The other big draw for Rose was Waterloo’s policy on creator intellectual property that allows researchers to commercialize their discoveries.
In 2021, Ceragen became a resident member of Speed — where Rose and her team are currently working on the development of new microbial products. But Velocity is more than a space for his lab, it’s a support network and his first investor. Velocity is Canada’s most successful incubator and has helped grow over 400 companies.
“Velocity has provided me with world-class mentorship and guidance that has been fundamental in moving Ceragen forward. They have given us fantastic space and early investment. The lab facilities and equipment we have access to would cost us a lot money as a leading biology company. Velocity has allowed us to scale and realize the impact I know we can have in this industry.”
The future ahead
With two products launched and many more on the horizon, Rose looks forward to increasing sales in Canada and the United States and developing new products for other types of crops. As Ceragen continues to grow, Rose cites two key elements that are critical to their success.
“You need a market-ready product and a great team. Product market fit is what drives a company’s rapid growth from a sales perspective. A great team full of people you can rely on is how the company continues to drive growth beyond what the founders could achieve on their own.

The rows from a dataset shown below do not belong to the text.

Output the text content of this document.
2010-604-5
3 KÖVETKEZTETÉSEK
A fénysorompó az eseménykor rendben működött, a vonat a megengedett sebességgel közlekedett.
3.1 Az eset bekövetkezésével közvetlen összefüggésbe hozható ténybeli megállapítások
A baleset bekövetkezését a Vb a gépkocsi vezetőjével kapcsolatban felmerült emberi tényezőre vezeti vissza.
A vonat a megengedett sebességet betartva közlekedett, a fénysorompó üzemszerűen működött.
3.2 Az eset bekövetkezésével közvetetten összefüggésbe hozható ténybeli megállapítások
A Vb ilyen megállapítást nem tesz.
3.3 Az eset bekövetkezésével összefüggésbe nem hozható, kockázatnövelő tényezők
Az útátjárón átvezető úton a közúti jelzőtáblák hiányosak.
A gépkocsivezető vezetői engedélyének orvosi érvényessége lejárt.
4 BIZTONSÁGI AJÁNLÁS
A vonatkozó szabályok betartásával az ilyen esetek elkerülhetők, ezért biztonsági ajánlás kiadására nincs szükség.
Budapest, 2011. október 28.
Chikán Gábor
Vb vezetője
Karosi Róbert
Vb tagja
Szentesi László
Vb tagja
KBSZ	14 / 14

Funding is also a critical factor, but often difficult to obtain. “It can be difficult in Canada to get seed funding for technology development when you’re just starting out. Matching funding programs are amazing, but only if you have some initial funds to get started,” Rose says.
Continued investment is therefore essential if Canada is to see continued growth within its innovation ecosystem. “I think additional grants in the range of $250,000 to $500,000 for initial business development would go a long way in getting more startups to a point where they’re ready for institutional investment.”